The Triggerman Dance Read online

Page 36


  In the silence that followed John heard the slap of the canvas over them and the hiss from the hills around them. Valerie's face had gone slack, her lips parted in astonishment.

  Carolyn smiled, not understanding.

  Scott sat with his arms crossed, expressionless.

  Thurmond Messinger looked at his plate; Laura had taken his arm in both her hands.

  Adam Sexton slouched in his seat, but his eyes were resolutely fixed on Holt.

  It was Fargo who surprised him. The dark man in his shrunken-head jacket was scanning the faces around him, as if much more interested in reactions to the news than the news itself. His eyebrows were raised in a thin attempt at alarm. His gaze came to John. It was frank and probing, maybe even a little amused.

  And John realized: Fargo knew. No surprise in his face, no befuddlement or sadness, not the slightest hint of shock. Fargo knew. John held the curious stare until it moved on.

  He felt Valerie's fingers digging into the flesh of his palm.

  "Now," said Holt. "Main reason I bother you all with this is that things are going to change. We've got a nice little empire here and I want it run right when I'm gone. I want things understood. I want things clear. One—Valerie, I've been trying to get you into Liberty Ops for a while now. Especially since you got out of school. I'm asking you again, right here and now, to think about it. Think hard. I want you in charge someday soon. Two—Laura and Thur, Adam, keep on doing what you do best. You're our glitter and our gold. You're the people to answer the world for us. I'm asking you to work with Valerie, when that time comes. Three—Lane, I'd take you to the grave with me but I think you might get cold. You're the best friend a man could have. I'm thanking you for everything you've ever done for me. I needed you for everything on Liberty Ridge. You watched my back. Kicked butt when you needed to. I don't know if anyone here appreciates all we've been through together. I don't know if you'll even want to be here when I'm gone. We have some time to ponder that. But you will be well taken care of, when the time comes. Taken care of very well. I've already started putting some of this organizational stuff in writing. I'll finish it, soon. We'll need some law for this company, just like the country does."

  John looked at Fargo again.
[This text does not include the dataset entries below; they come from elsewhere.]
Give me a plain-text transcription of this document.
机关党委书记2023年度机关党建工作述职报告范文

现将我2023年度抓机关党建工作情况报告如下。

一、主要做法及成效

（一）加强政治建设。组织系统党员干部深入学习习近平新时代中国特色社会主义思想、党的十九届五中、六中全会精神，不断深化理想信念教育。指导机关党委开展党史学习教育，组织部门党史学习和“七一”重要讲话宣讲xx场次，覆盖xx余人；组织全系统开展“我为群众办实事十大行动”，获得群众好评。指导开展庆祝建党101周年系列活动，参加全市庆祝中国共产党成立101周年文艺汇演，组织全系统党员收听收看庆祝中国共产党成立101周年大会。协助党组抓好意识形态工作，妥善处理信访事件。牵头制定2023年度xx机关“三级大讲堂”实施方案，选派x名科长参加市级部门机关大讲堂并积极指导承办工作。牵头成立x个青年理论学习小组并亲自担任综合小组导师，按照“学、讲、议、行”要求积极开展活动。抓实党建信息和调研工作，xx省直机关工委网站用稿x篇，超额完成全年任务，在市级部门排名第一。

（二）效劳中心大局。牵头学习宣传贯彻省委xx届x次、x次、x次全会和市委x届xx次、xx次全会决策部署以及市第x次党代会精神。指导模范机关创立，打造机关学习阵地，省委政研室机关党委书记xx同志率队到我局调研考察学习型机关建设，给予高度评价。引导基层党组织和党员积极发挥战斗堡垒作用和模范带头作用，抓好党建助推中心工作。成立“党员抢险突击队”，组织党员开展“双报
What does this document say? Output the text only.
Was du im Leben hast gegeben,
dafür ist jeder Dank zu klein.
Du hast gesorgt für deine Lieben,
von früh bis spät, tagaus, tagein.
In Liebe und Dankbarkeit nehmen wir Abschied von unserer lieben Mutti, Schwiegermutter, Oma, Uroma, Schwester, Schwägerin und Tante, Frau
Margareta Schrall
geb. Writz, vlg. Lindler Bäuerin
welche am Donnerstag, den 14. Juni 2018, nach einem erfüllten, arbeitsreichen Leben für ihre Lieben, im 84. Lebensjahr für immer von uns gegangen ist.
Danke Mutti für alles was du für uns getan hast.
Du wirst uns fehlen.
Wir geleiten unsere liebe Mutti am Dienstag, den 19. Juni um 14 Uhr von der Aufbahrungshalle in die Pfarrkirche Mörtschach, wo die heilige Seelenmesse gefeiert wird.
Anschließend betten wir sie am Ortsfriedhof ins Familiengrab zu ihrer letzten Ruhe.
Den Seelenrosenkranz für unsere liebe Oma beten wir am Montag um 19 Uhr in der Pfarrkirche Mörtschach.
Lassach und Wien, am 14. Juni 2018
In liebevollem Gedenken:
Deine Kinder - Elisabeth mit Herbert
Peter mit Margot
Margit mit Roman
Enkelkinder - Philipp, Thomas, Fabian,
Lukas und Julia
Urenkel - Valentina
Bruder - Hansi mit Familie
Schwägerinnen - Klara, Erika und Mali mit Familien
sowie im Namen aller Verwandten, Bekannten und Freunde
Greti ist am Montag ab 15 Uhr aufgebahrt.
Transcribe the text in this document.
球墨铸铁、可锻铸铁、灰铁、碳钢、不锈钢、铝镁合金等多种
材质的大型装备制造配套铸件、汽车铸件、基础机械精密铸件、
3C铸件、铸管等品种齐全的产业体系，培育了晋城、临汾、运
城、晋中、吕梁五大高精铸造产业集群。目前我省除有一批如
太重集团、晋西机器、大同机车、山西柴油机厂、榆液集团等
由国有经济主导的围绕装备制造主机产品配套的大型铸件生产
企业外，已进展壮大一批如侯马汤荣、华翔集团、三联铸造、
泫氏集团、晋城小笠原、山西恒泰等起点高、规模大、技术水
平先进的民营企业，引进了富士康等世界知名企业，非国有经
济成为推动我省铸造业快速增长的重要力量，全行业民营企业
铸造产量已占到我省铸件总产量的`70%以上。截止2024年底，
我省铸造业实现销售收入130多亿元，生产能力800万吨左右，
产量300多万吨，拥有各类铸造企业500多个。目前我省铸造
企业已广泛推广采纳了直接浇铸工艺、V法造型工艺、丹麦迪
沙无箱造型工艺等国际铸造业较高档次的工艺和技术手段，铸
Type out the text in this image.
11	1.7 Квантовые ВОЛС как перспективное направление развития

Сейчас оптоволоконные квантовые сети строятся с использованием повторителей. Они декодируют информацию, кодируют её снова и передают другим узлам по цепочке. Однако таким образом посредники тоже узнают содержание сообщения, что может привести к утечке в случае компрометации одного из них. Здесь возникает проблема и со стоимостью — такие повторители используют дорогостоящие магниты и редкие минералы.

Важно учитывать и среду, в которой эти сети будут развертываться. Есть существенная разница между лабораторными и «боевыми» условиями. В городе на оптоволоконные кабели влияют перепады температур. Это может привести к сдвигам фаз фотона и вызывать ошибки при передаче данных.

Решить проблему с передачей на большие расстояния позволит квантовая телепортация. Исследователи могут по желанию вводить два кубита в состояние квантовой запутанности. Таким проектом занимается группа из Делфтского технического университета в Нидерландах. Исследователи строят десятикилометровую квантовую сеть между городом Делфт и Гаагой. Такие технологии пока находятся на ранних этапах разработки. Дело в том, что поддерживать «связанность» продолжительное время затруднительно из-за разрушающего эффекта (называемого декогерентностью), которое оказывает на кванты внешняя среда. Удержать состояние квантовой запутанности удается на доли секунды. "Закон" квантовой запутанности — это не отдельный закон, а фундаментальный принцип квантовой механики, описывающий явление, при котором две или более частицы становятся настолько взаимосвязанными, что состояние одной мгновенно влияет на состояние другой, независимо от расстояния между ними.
Things were beginning to make sense: Lane was going to get his walking papers when Holt died. Fargo was nodding with approval, smiling slightly, as if basking in the glow of Holt's praise. But his eyes peered into deep space while the smile just stayed in place, preserved by effort.

  "Oh, go Vanny go."

  "Be quiet now, honey. There's just a couple of more things I want to say. You all know that Liberty Ridge was built up over the decades. It rose and fell with the times. It was cattle once, then horses, then nothing. Now citrus and security. Tomorrow, who knows? Things will change. We live in an ailing republic. Too many people. Too few values. Too much fear. Too many lies. All the spirit pounded down to mediocrity. My last years have been given over to work and hatred—you all know that. I'm good at those things. I learned to hate everything around me that wasn't you. I hated the people who took Pat. I hated the people who took away his good name. I hated the God that let it happen. We'll still find the kid who pulled the trigger. I'm honor-bound to finish that. I'll still have my day with the woman who smeared him in front of the world. John here is helping me see to her. I can't forgive the unforgivable. I'll see to the final justice for them. I said some things I shouldn't have. Thought some things. Did some things. But, quite frankly, I'm tired of it now. I've got a few months to be here with you people. I've got another winter and another spring. Summer's a maybe. If I could get one more fall to chase those quail and work those dogs, that would be a real good thing. If nothing else I've got you all pinned down here right now, with the Santa Anas blowing the ridge clean and that ocean out there heaving away. So, drink with me again tonight. To here and now. To all of us. Cheers. Boys—haul in the dessert."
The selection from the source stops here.